EM UMA PALAVRA
Gosto de sínteses.
Um inspirado autor desconhecido já registrou que escrever é a arte de cortar palavras. A máxima ainda é atribuída a Carlos Drummond de Andrade, mas o próprio poeta, inquirido pelo cronista Armando Nogueira, negou a autoria, ressalvando sua total concordância com a mensagem. Poetas são especialistas em dizer muito com poucas palavras, pois sabem escolher aquelas que nos tocam o coração.
O próprio Armando Nogueira, que era um cronista-poeta, exemplifica a importância da releitura seletiva com o célebre conto do inglês John Ruskin sobre o vendedor de peixes. O homem colocou na sua banca o cartaz “Hoje vendo peixe fresco” e perguntou a um amigo escritor se estava bem escrito. O amigo observou: “Você notou que todo dia é sempre hoje? Dispensável, portanto, essa palavra inicial”. Ficou “Vendo peixe fresco”. Nova observação: “Numa feira, vende-se, né?”. Caiu o verbo e ficou “Peixe fresco”. Outra pergunta: “Por que apregoar que o peixe é fresco? Você não vende peixe estragado”. O cartaz resumiu-se, então, à palavra “Peixe”, que também foi retirada quando o escritor argumentou que a mercadoria estava exposta e descrevê-la seria um menosprezo à inteligência da clientela. Sem o aviso, conclui o conto, todo o estoque foi vendido.
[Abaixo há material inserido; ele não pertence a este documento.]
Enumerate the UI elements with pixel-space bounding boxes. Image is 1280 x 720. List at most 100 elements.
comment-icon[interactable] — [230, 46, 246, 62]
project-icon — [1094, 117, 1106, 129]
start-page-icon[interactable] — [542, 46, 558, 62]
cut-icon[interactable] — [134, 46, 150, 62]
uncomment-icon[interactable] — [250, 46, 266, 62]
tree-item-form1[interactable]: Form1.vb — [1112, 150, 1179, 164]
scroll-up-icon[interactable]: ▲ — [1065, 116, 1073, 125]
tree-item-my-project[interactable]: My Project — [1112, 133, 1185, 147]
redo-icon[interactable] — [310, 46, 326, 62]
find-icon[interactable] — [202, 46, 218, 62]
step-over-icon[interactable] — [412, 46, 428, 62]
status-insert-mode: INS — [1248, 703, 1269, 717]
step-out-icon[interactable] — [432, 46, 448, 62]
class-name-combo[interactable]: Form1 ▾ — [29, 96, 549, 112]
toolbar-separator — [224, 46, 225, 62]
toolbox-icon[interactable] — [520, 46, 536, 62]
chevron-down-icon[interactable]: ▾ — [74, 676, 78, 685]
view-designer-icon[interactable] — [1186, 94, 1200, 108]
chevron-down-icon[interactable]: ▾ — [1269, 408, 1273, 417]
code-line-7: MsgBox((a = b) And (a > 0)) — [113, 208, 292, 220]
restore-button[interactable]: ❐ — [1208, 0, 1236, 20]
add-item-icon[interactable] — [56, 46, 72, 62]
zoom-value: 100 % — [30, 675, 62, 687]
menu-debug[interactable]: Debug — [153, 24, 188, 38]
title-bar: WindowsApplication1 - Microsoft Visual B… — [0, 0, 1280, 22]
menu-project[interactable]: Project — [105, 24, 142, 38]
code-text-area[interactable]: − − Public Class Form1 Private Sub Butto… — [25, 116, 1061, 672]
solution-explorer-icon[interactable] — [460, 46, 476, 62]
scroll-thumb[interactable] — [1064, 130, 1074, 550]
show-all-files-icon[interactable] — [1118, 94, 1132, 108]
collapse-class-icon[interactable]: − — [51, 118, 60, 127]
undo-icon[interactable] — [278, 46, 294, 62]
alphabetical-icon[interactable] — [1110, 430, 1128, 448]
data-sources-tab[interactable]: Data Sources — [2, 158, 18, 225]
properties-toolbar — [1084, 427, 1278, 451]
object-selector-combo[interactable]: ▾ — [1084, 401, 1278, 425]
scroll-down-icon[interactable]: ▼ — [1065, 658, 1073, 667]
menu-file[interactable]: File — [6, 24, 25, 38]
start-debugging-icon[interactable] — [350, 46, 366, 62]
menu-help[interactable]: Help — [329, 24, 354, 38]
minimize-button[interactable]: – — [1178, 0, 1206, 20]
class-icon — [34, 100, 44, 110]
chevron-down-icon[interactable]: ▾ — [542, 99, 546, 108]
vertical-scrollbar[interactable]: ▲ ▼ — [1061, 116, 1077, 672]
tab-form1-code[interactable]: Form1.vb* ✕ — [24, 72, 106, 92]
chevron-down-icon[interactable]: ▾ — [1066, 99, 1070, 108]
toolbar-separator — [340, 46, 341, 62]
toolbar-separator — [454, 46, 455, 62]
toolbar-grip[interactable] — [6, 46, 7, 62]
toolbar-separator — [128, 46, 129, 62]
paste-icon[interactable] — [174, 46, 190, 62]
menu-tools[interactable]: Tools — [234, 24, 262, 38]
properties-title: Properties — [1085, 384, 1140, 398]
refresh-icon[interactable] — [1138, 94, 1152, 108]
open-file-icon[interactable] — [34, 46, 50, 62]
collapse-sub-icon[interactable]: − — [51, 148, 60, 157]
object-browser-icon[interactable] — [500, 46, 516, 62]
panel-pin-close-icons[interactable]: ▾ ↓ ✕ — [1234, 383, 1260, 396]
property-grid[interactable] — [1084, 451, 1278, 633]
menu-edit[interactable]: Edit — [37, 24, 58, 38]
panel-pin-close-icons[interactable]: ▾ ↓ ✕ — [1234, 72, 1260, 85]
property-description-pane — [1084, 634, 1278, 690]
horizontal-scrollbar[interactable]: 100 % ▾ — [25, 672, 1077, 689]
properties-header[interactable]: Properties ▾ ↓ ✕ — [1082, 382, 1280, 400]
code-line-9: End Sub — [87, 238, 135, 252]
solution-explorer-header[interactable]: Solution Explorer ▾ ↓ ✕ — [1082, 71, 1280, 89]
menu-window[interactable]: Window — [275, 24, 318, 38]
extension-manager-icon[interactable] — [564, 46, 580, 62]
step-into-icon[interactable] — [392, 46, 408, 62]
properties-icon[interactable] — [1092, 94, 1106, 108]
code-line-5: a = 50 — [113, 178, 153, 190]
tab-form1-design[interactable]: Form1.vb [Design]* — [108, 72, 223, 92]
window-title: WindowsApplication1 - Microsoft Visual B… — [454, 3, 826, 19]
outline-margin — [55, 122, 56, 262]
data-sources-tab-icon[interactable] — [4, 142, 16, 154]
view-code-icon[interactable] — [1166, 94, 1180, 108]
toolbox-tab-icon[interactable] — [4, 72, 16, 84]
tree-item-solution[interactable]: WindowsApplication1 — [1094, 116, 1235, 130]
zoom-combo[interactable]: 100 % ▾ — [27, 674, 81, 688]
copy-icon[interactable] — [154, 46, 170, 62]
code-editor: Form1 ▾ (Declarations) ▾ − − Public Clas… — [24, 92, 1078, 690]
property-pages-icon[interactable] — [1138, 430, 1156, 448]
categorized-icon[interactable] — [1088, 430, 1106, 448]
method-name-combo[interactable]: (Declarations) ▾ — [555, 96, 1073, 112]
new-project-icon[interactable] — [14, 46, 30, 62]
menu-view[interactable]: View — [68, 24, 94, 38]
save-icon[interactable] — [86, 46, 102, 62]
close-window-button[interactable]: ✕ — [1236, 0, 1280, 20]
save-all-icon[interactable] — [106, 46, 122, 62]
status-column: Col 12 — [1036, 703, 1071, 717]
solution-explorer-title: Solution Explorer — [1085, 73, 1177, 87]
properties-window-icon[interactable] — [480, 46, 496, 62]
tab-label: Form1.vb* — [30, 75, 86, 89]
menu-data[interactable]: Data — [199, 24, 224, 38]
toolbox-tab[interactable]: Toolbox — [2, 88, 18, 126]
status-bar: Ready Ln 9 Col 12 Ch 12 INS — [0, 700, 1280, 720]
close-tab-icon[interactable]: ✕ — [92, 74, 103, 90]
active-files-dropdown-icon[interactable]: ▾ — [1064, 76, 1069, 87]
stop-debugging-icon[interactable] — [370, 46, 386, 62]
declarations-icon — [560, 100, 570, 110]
É uma alegoria, obviamente. Mas mostra magistralmente como as frases podem ser poupadas de desgastes desnecessários. O exemplo da síntese mais significativo para mim vem de uma história bem mais antiga, e da cabeça de um filósofo, o chinês Confúcio, que passou a viga apregoando a ética e a justiça. Um dia, foi desafiado por seus seguidores a definir todo o seu código moral em uma só palavra e respondeu de pronto:
Reciprocidade!
Simples assim: não faças aos outros o que não gostarias que te fizessem. Ou, de forma positiva, procura fazer aos outros o que gostarias que fizessem para ti.
Pois bem, os cronistas podem ser um pouco mais prolixos (que é uma palavra adequada para o que estamos abordando). Não têm a obrigação de serem tão sintéticos. Tanto que escrevi tudo isso para dizer que concordo plenamente com a escolha de Bob Dylan para o Nobel de Literatura. Ele sabe escolher as palavras que nos chegam ao coração.